Bu dönemde başlayan politik hamlelerin çoğu, zaten gelenekten kopmakta zorlanan köylü kitlelerin desteği ile moderniteden geri adımlar atılmasına ön ayak oluyordu. Köy Enstitülerinin kapatılması ve Arapça ibadete dönülmesi gibi birçok olay örnek verilebilir.

Son yirmi - otuz yıldır ise, moderniteden tavizlerden öte, onunla hesaplaşma ve rövanşı alma mücadelesi aşamasına gelindi. Kuşkusuz bunda, daha önce dediğimiz gibi, modernite projesinin radikal karakteri de rol oynamıştı. Kılık kıyafet devrimi, dil ve kültür konusundaki bazı yasaklar hep sorun oldu.

Küreselleşmenin de yarattığı iklimde yükselen Radikal İslamcılık, Ordu, Üniversite ve hukuk gibi modernitenin olmazsa olmaz kurumlarını tasfiye etmeye başladı.

Modern hayatın tehdit altında olduğunu düşünen ve son dönemlerde endişeli modernler olarak tarif edilen kitleler ile İslamcılar arasındaki kültür savaşı, siyasete de yansıyor ve bu seçmen kutuplaşmasına yol açarak İslamcı iktidarın işini kolaylaştırıyordu.

Cumhuriyet ve modernite savunusu uzun yıllar, bu projeyi sahiplenen Ordu öncülüğünde yapılmıştı. Bu nedenle de tehdit algısı ile defalarca Askeri Darbeler gerçekleşmişti. Daha sonraki dönemde bunun sivil tabanı da oluştu. Özellikle Batıda ve Büyükşehirlerin üst orta sınıf semtlerinde modernite savunucusu kitleler meydana geldi.

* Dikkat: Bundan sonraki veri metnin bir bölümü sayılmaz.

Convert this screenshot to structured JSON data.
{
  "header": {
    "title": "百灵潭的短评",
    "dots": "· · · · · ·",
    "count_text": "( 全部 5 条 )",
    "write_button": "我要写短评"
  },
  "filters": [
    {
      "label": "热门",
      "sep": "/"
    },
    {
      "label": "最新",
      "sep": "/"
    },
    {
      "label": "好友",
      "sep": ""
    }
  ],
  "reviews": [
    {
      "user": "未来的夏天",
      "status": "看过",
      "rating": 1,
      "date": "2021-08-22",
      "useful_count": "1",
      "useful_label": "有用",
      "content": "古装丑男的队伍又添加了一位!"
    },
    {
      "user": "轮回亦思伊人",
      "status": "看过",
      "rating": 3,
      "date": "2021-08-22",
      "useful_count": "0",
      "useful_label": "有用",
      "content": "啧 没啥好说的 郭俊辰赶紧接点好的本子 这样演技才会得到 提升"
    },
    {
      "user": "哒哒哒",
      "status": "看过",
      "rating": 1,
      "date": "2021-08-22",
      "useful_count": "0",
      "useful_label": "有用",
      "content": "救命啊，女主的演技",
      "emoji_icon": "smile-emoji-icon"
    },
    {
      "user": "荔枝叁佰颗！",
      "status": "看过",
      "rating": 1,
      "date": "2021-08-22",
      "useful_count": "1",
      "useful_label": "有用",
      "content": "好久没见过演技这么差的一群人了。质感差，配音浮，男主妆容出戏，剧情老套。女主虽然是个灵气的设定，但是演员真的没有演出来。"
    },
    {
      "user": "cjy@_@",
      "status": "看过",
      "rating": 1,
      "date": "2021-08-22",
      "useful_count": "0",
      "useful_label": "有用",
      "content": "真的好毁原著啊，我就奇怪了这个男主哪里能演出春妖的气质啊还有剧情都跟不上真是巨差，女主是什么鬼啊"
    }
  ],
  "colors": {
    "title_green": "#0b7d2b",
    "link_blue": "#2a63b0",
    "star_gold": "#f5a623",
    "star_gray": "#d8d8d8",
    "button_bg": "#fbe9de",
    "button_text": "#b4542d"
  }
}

Eskiden DP, AP, ANAP gibi merkez sağ partilerin oy deposu olan bu kesimler, artık siyasal denklem değiştiği için CHP’ye yönelmişti. Çünkü Cumhuriyet tehdit altındaydı ve bunun iki temel düşmanı vardı. İslamcılık ve Kürtçülük.

Bu nedenle uzun yıllar başörtüsü en önemli gündem maddesi olabilmişti. Aynı şekilde Kürtçe şarkılar da.

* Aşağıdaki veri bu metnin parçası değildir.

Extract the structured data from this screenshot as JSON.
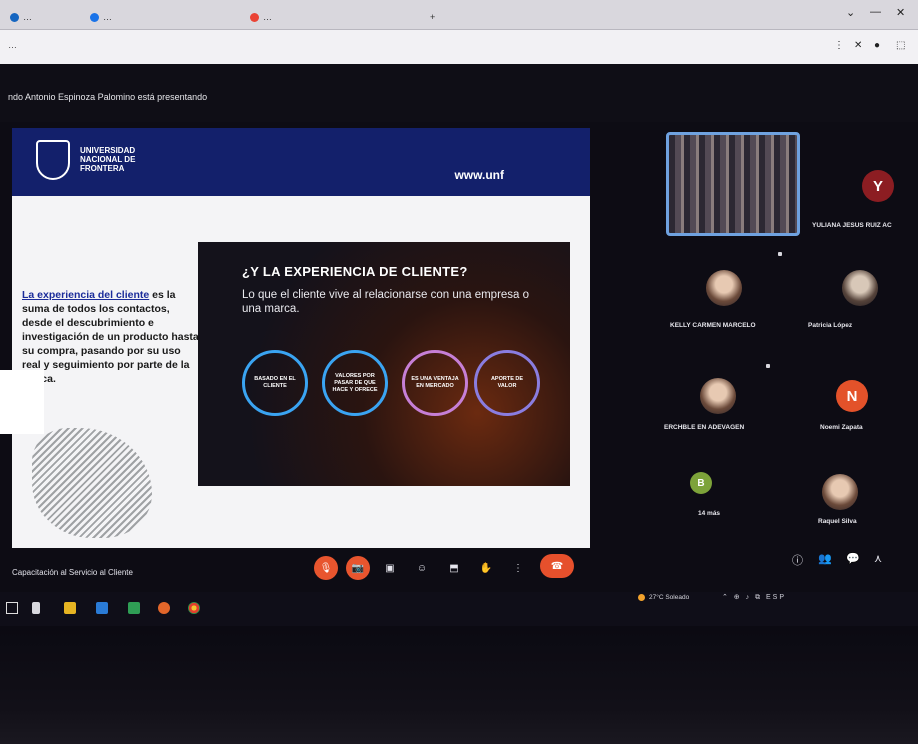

Cumhuriyetin savunusu genellikle geçmişe yönelik referanslarla yapılıyordu. Çünkü onun yaşayan ve döneme göre kendini dönüştürme kapasitesi olan bir olgu olduğu düşünülmüyordu.

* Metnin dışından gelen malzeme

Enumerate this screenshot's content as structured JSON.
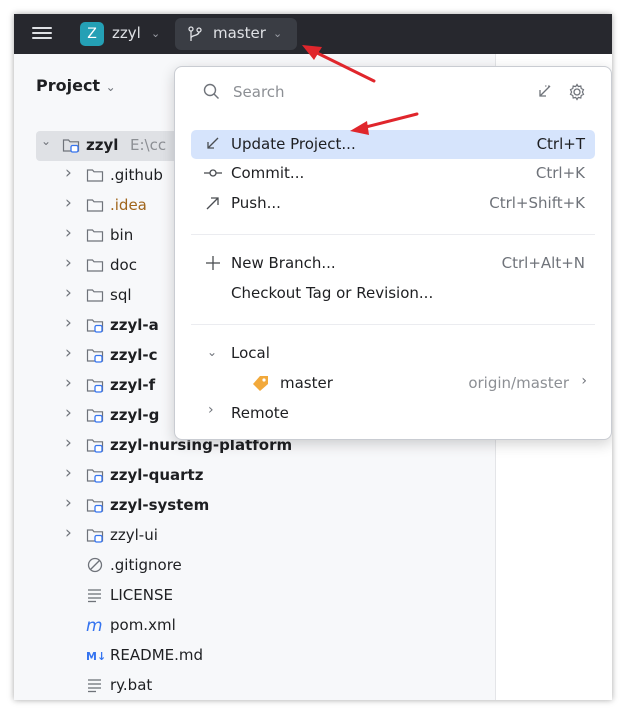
{
  "topbar": {
    "project_badge": "Z",
    "project_name": "zzyl",
    "branch": "master"
  },
  "panel": {
    "title": "Project",
    "tree": [
      {
        "label": "zzyl",
        "extra": "E:\\cc",
        "type": "module",
        "bold": true,
        "expanded": true,
        "level": 0
      },
      {
        "label": ".github",
        "type": "folder",
        "level": 1
      },
      {
        "label": ".idea",
        "type": "folder",
        "level": 1,
        "orange": true
      },
      {
        "label": "bin",
        "type": "folder",
        "level": 1
      },
      {
        "label": "doc",
        "type": "folder",
        "level": 1
      },
      {
        "label": "sql",
        "type": "folder",
        "level": 1
      },
      {
        "label": "zzyl-a",
        "type": "module",
        "bold": true,
        "level": 1
      },
      {
        "label": "zzyl-c",
        "type": "module",
        "bold": true,
        "level": 1
      },
      {
        "label": "zzyl-f",
        "type": "module",
        "bold": true,
        "level": 1
      },
      {
        "label": "zzyl-g",
        "type": "module",
        "bold": true,
        "level": 1
      },
      {
        "label": "zzyl-nursing-platform",
        "type": "module",
        "bold": true,
        "level": 1
      },
      {
        "label": "zzyl-quartz",
        "type": "module",
        "bold": true,
        "level": 1
      },
      {
        "label": "zzyl-system",
        "type": "module",
        "bold": true,
        "level": 1
      },
      {
        "label": "zzyl-ui",
        "type": "module",
        "level": 1
      },
      {
        "label": ".gitignore",
        "type": "gitignore",
        "level": 1,
        "leaf": true
      },
      {
        "label": "LICENSE",
        "type": "text",
        "level": 1,
        "leaf": true
      },
      {
        "label": "pom.xml",
        "type": "maven",
        "level": 1,
        "leaf": true
      },
      {
        "label": "README.md",
        "type": "markdown",
        "level": 1,
        "leaf": true
      },
      {
        "label": "ry.bat",
        "type": "text",
        "level": 1,
        "leaf": true
      }
    ]
  },
  "popup": {
    "search_placeholder": "Search",
    "actions": [
      {
        "label": "Update Project...",
        "shortcut": "Ctrl+T",
        "icon": "update-arrow-icon",
        "highlighted": true
      },
      {
        "label": "Commit...",
        "shortcut": "Ctrl+K",
        "icon": "commit-icon"
      },
      {
        "label": "Push...",
        "shortcut": "Ctrl+Shift+K",
        "icon": "push-arrow-icon"
      }
    ],
    "branch_actions": [
      {
        "label": "New Branch...",
        "shortcut": "Ctrl+Alt+N",
        "icon": "plus-icon"
      },
      {
        "label": "Checkout Tag or Revision...",
        "shortcut": ""
      }
    ],
    "local_label": "Local",
    "local_branch": {
      "name": "master",
      "tracking": "origin/master"
    },
    "remote_label": "Remote"
  },
  "colors": {
    "topbar": "#27282e",
    "highlight": "#d6e4fc",
    "annotation_arrow": "#e0262c",
    "badge": "#24a0b5"
  }
}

Oysa bugün geldiğimiz noktada hem üniversitedeki öğrencinin hem de devlet dairesinde çalışan kadının başörtüsü rahatsız edici olmaktan çıktı. Kürtçe şarkı da eskisi kadar çok kişiyi rahatsız etmiyor.

Eskiden jandarma, başında poşu olan köylüyü fena azarladı. Bugün milletvekilleri ve belediye başkanları köye giderken mutlaka poşu kullanıyor.

Bugün Cumhuriyetin en önemli sorunlarından biri, onu dinamik bir süreç olarak değil de donuk ve belli bir döneme özgü görme anlayışıdır. Endişeli modernlerin ve Cumhuriyet savunucularına bugün için eğitim modeli sorsanız, halen Köy Enstitüleri derler. Oysaki köy enstitülerin var eden ve işlevsel kılan koşullardan çok uzağız bugün.

Ve en çok dinlenen ve coşku yaratan marş ve şarkılara da bir bakalım. Onuncu Yıl Marşı, İzmir Marşı. Peki, Yüzüncü Yıl Marşı yapılabildi mi, yapıldı ama seneye onu dinleyen olur mu? Bence olmaz.

Cumhuriyet bir gelecek tasarımı idi. Topluma yeni bir gelecek önerisi/zorlaması idi. Şimdi geçmişe ağıta dönüştü.

Cumhuriyet endişesi ile yine en çok dinlenen ve söylenen diğer şarkı Mahsuni Şerif’e ait. Sarı saçlım, Mavi gözlüm. “Kurban olam yürüdüğün yollara, kara peçe yakışmıyor kullara… Sarı saçlım mavi gözlüm bir daha gel Samsun’dan…”

Birçok bakımdan bu sözler tartışılabilir. Ama en azından Atatürk’ün, “Cumhuriyeti biz kurduk, onu yaşatacak olan sizlersiniz” sözü burada, “biz yaşatamadık, sen yine gel”e dönüşmüş durumda. Ayrıca kara peçe neden yakışmıyor kullara? Cumhuriyetin hedefi yurttaş yaratmaktı. Kula neden yakışmasın?

Cumhuriyet, yüzüncü yılında sadece kuruluş döneminin ortamını savunarak yaşatılamaz. Kendini günün şartlarına göre yenileyen ve dönüştüren bir Cumhuriyet tasarımı ihtiyacı bugün halen tüm canlılığı ile ortada duruyor.